Eros at Most
The Boston Globe has a piece up about Polyamory in Boston. On the one hand, I'm tempted to agree with Marcel of the Aggie Catholics: this isn't "love." Mark Shea also has a bit to say about the subject.
I have a few thoughts of my own. First of all, this is exactly why the slippery slope argument against gay marriage is valid. Indeed, the slippery-slope argument applies more properly to divorce in general and no-fault divorce in particular more so than to gay "marriage." If marriage was recognized as an indisovable (or at least irreplaceable "until death do they part") union between one man and one woman, we would not be seeing what amounts to an endorsement of polyamory printed in a fairly major paper (let alone the outright praise given to gay "marriages" and other such unions lavished by a number of major media outlets).
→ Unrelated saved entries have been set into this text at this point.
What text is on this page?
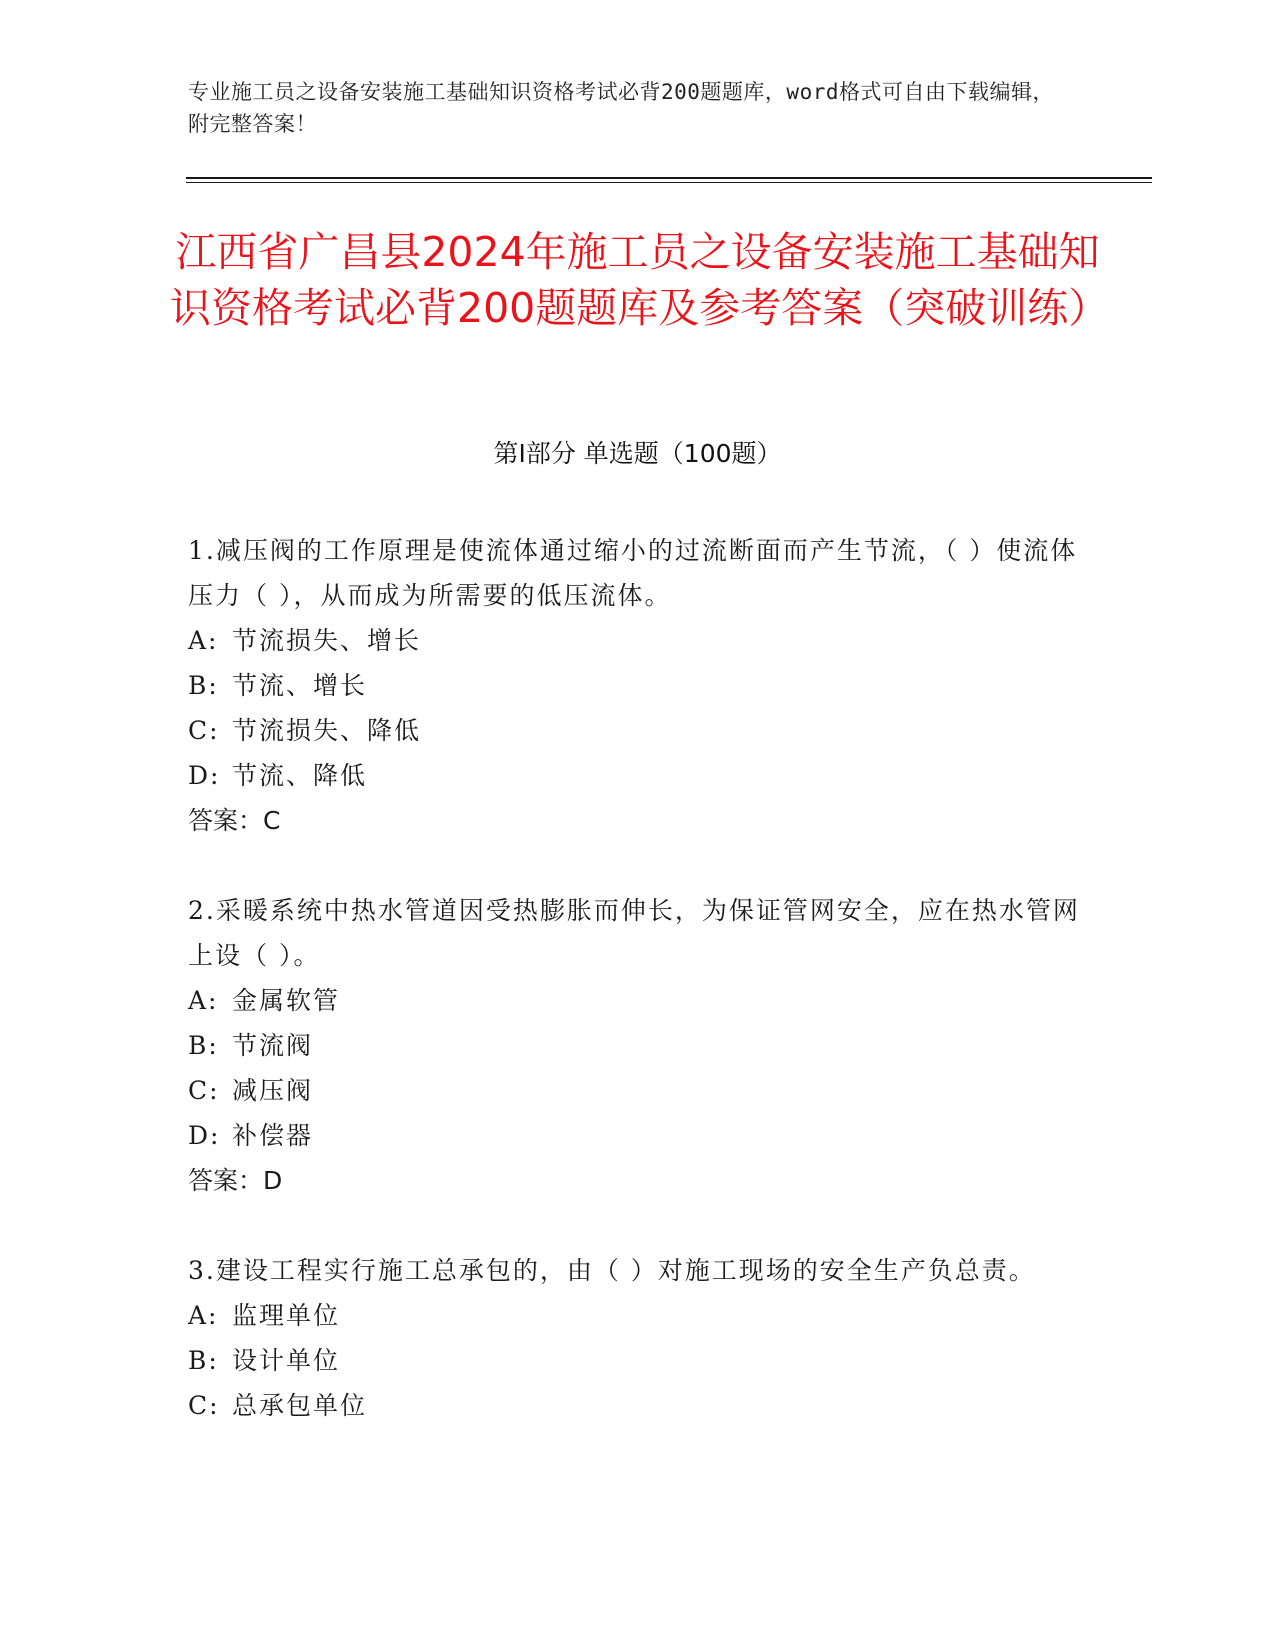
专业施工员之设备安装施工基础知识资格考试必背200题题库，word格式可自由下载编辑，附完整答案！
江西省广昌县2024年施工员之设备安装施工基础知识资格考试必背200题题库及参考答案（突破训练）
第Ⅰ部分 单选题（100题）
1.减压阀的工作原理是使流体通过缩小的过流断面而产生节流，（ ）使流体压力（ ），从而成为所需要的低压流体。
A: 节流损失、增长
B: 节流、增长
C: 节流损失、降低
D: 节流、降低
答案：C
2.采暖系统中热水管道因受热膨胀而伸长，为保证管网安全，应在热水管网上设（ ）。
A: 金属软管
B: 节流阀
C: 减压阀
D: 补偿器
答案：D
3.建设工程实行施工总承包的，由（ ）对施工现场的安全生产负总责。
A: 监理单位
B: 设计单位
C: 总承包单位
I won't further rehash Mr Shea's arguments regarding the "slippery slope."
Second, Mr Shea notes that this "is a philosophy for people with no children." Unfortunately, there are plenty of children involved in this mess. The article notes a number of the polyamorous--erm, couples?--have children, even young children. So why is this so bad? Will, the influence which this would have on the children for one. For another, this will ultimately hurt the children in the same manner as divorce (or even cheating within a marriage). Polyamory cannot provide a stable home for children--many of the "couples" had "committed" relationships involving 2-4 people, but often also had a number of men and/or women coming and going in the relationship--hardly a stable environment in which to raise children.
I would add another point, from my own experience. Given that I spend a good deal of my time at work, it is difficult to give proper attention to my fiance'--and we're not yet married, nor do we have children. When children come along, they require a great deal of attention. It's difficult enough as is to balance work with a committed relationship, and ultimately children. How could it possibly be easier when the number of commitments increases? I ask this, because in the article, the claim to some kind of commitment with multiple partners is made on a few occasions. For example, there is the allusion my Ms Gina Ogden: "With affairs, you get sex. With polyamory, you get breakfast.” She also notes that “Keeping one relationship vital is a lot of work, and if you start adding more relationships, it becomes more work.”
Where do these people find that extra time? Ask their children.